Kinga posprzątała, podczas gdy Wojtek oglądał telewizję. Potem spakowała mu kanapki i herbatę w termosie na drogę.

– Kinga, a gdzie torba? – dobiegł jej głos Wojtka z przedpokoju.
– Na komodzie stoi. – spokojnie odpowiedziała.
– No to jadę. Nie gniewaj się, tam naprawdę nie ma nic do roboty.
– Skoro nie ma, to nie ma. W ogóle nie myślałam się gniewać. Pa.

Wojtek wyjechał, a Kinga została.
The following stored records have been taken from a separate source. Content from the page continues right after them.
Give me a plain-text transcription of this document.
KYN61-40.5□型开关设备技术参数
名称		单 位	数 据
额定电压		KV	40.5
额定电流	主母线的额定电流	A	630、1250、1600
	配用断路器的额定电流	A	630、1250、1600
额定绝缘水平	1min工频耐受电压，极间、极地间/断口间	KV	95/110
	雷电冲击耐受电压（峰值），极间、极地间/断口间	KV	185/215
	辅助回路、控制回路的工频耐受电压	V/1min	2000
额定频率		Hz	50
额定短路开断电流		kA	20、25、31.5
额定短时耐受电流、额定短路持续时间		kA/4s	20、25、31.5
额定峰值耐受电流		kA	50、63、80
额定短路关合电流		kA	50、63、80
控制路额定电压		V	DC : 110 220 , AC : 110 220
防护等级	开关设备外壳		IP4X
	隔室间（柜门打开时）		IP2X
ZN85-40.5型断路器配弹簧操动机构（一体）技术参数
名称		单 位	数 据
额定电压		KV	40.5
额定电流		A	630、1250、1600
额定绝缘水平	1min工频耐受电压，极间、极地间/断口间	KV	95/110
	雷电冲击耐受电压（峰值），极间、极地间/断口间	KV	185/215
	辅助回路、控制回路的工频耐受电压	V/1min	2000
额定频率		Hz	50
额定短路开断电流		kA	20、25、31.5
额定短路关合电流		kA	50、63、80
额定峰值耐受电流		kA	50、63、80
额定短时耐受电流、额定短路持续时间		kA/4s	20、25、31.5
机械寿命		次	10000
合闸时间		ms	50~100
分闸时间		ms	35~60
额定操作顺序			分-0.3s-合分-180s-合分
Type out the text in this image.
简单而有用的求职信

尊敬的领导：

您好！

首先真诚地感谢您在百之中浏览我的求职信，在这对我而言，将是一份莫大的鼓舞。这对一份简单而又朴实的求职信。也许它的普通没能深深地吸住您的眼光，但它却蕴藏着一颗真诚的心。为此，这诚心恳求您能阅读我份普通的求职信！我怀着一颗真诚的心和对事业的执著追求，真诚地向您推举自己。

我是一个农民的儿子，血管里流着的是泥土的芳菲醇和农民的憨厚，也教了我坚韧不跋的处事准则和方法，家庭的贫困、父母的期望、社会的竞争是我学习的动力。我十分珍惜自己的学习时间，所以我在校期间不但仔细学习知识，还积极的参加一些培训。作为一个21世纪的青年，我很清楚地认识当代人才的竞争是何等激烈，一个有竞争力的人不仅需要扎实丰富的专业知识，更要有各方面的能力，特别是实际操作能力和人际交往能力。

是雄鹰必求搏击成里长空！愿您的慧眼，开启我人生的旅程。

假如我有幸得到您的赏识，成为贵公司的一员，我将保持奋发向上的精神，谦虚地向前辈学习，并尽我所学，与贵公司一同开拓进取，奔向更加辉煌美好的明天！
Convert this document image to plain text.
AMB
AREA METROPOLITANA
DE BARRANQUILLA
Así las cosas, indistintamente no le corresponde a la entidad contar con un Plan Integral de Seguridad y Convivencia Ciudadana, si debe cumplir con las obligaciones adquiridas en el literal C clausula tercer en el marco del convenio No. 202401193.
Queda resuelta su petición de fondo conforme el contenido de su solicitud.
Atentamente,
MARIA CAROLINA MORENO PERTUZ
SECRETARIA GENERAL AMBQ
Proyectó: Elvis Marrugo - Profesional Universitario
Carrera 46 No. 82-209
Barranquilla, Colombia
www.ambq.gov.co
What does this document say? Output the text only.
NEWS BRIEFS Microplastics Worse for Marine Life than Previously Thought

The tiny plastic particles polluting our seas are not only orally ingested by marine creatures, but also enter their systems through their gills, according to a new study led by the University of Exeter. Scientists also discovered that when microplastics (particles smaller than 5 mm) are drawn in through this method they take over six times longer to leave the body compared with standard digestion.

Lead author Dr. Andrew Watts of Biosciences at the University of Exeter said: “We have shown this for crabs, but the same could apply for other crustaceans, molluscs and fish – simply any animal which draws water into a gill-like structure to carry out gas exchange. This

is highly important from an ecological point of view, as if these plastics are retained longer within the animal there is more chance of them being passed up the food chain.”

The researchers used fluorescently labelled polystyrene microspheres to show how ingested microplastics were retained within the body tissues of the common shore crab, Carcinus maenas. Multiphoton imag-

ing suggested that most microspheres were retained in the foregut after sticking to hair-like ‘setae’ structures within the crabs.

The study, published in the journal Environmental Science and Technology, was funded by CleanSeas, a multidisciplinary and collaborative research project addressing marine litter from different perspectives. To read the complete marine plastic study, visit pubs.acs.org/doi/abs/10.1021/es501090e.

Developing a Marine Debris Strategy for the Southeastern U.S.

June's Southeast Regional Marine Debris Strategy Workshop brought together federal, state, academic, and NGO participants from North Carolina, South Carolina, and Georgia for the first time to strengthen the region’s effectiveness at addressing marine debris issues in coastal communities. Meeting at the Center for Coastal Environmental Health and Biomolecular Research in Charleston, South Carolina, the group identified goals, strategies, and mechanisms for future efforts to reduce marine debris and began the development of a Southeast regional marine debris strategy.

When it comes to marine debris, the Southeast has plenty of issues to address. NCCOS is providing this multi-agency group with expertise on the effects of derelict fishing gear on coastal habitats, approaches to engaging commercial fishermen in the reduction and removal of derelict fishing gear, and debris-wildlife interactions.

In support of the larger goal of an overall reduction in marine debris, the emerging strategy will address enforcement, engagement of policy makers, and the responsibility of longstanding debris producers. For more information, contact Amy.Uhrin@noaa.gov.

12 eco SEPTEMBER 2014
Sobota, mogłaby zadzwonić do którejś z przyjaciółek, spotkać się, wieczorem posiedzieć w przytulnej knajpce, pogadać.

Tylko do kogo zadzwonić? U Julki mąż i dwoje dzieci – na pewno nie przyjdzie! Małgosia z mężem kupili domek letniskowy i teraz tam siedzą – w sobotę na pewno nie wróci. Kasia wyjechała podbijać Warszawę – dawno nic od niej nie słyszała! Wszyscy mają swoje sprawy, obowiązki, dzieci…

Kinga ma prawie trzydzieści osiem lat, a dzieci z Wojtkiem nie mają. A to przez głupotę z młodości – nieudaną aborcję. Dopiero co się wtedy razem wprowadzili, wynajmowali mieszkanie. W pracy, jak to świeżo po studiach, zarabiali grosze.

Kinga zaszła w ciążę, powiedziała Wojtkowi. On zaproponował, żeby na razie nie rodzić. Kinga, choć była przeciwna aborcji, nie sprzeciwiła się – ich sytuacja była naprawdę kiepska. Co mogliby dać dziecku?! Gdyby teraz zaszła w ciążę, byłoby zupełnie inaczej! Nie byłoby jej tak nudno i samotnie, życie miałoby sens,Lata mijały, Kinga i Leon wychowywali Kasię, wspólnie budując szczęście, którego tak bardzo pragnęli, a Wojtek zrozumiał, iż czasem warto zatrzymać się i zadbać o to, co naprawdę ważne.